With all this tranquility, I naturally think about cemetery rain. Great name for a song, huh? "Cemetery Rain."
More specifically, about how no one ever visits a cemetery when it’s raining. I used to be one of those people. But a few days later, I find myself driving around Cathedral Cemetery (est. 1876) in New Castle County, Delaware, hopping out of my car here and there to grab a few shots with an umbrella over my head. When the rain gets heavier, I simply shoot out the car window. With the exception of the occasional funeral, I’m alone in a cemetery when it’s raining. It’s a very quiet place. As Cathedral Cemetery’s website says, “when our temporal world requires refuge, our cemeteries offer solace.”
Being here brings to mind the old Velvet Underground song, “Who Loves the Sun:”
When you play guitar while looking out at the rain, you find yourself playing to the rhythm of the weather, the rain gently tapping against the window pane. Which is not unlike visiting a cemetery in the rain – you play to the rhythm of the weather. You’d be surprised at the new things you see, once you get yourself past the inconvenience of it all − strange dampness forming on headstones, water dripping off plant leaves, marble monuments glistening. The odd patterns that formed on this mausoleum above as the moisture soaked into the granite made me realize that this stoic material is not impervious to change.
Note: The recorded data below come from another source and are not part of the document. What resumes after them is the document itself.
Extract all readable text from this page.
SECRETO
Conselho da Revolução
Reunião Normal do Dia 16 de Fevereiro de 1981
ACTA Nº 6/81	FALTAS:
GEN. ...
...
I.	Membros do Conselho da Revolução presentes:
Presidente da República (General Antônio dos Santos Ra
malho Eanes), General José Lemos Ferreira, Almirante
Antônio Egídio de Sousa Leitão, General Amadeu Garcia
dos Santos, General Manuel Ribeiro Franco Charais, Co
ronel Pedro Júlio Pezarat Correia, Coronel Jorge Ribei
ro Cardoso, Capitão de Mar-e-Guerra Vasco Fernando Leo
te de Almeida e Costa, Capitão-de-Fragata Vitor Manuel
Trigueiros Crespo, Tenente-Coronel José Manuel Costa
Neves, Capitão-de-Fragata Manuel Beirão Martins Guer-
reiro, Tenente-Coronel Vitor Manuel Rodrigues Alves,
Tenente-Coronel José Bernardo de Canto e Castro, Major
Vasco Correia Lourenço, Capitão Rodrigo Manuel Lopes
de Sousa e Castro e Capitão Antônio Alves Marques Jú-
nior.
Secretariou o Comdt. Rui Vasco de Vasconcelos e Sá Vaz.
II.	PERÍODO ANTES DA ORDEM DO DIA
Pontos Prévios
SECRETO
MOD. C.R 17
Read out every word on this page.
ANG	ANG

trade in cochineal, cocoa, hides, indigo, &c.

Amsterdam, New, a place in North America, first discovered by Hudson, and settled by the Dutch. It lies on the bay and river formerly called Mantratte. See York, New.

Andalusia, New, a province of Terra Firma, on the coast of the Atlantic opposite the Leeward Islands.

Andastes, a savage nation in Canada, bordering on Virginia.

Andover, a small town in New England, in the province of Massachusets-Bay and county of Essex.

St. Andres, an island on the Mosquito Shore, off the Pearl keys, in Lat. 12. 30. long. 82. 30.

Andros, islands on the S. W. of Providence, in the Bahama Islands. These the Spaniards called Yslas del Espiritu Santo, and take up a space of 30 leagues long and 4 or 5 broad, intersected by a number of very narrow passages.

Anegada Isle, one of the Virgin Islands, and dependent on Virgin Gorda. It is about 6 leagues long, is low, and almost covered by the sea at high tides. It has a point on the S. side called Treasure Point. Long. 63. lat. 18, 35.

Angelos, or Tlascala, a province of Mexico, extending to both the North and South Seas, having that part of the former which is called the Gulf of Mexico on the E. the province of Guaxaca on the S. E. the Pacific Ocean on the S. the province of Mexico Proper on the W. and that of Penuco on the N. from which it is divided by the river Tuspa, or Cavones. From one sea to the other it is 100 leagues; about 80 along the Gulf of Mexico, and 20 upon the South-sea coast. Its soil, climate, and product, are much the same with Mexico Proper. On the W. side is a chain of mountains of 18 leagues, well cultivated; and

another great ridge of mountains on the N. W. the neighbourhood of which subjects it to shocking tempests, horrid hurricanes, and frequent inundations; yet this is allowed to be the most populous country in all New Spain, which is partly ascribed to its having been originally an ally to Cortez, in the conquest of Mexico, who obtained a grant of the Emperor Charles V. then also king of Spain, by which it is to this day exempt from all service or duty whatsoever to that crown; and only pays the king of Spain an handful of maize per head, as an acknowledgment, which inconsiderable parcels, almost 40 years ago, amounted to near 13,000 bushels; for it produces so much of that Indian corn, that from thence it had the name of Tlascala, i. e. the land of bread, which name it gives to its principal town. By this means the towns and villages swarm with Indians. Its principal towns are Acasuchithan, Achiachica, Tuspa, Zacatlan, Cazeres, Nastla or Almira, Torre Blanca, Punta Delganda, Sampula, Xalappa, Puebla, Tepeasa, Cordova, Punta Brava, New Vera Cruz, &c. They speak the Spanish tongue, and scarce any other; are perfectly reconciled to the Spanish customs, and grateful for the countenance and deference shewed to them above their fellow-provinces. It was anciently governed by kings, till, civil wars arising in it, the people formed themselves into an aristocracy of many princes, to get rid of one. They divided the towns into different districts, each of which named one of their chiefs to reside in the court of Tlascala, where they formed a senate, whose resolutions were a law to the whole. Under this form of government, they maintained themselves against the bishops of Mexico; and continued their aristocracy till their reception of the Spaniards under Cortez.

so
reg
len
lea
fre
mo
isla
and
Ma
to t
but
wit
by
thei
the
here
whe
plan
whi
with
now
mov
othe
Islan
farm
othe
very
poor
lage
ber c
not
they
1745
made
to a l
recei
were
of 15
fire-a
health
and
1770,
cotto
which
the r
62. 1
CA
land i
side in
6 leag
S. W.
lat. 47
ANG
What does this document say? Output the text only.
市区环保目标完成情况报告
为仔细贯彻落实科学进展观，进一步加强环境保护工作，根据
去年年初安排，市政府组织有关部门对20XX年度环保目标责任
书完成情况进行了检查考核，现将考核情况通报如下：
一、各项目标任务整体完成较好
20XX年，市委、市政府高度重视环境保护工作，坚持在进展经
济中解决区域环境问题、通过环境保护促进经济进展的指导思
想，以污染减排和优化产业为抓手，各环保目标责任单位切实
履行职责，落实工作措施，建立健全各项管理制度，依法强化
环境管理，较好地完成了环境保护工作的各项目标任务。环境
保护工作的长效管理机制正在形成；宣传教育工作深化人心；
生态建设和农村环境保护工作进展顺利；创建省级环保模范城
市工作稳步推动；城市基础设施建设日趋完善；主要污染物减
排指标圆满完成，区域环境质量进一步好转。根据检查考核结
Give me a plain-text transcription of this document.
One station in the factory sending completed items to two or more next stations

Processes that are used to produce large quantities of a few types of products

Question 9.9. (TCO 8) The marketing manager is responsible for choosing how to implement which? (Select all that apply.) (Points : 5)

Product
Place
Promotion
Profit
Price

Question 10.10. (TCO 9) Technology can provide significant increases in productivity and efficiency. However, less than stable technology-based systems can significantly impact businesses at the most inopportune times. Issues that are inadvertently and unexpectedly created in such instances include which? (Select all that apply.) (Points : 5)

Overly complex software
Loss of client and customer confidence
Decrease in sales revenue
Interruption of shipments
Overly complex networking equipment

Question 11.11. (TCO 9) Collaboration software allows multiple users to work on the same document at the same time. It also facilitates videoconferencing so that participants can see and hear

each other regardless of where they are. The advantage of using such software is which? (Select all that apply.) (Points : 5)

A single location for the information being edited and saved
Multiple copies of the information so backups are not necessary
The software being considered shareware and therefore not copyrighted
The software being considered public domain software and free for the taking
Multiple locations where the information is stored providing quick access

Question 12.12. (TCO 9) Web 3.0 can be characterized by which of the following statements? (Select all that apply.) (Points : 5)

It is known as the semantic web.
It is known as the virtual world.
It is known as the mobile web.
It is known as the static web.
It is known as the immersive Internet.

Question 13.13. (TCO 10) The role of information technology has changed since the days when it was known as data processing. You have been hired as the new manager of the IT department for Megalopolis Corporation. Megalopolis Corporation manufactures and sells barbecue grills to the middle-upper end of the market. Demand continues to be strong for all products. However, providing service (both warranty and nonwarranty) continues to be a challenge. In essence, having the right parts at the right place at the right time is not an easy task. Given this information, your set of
I wouldn’t have even noticed this flat-to-the-ground headstone if it wasn’t for the wet, red artificial flower resting forlornly at its base. A lot of people assume headstones just fall over, and that is why they’re flush with the ground. Who would’ve known they do this on purpose in Scotland? In Glasgow, any rickety headstone is placed flat for safety reasons. Unfortunately, a playing child was once killed when an old tombstone fell on him, prompting the practice.
It sounds counter-intuitive, but you really can’t take a bad photograph during a cemetery rain. You would think it would be severely limiting, given the conditions. Sure you may not be able to control every aspect of the photographs you make, but nature may help you create something you would never have thought possible. Like playing guitar during a rain, it alters your mood. When I photograph cemeteries under less than ideal weather conditions, it’s very much like allowing the rain and color patterns on my window to influence my playing. Sometimes it doesn’t work out, but it always adds a new creative dimension that helps me leave the temporal world. When I can’t quite coax what I feel out of the instrument, however, I take solace in the words of guitar virtuoso Leo Kottke, who said, “A guitar sounds good even if you drop it on the floor.”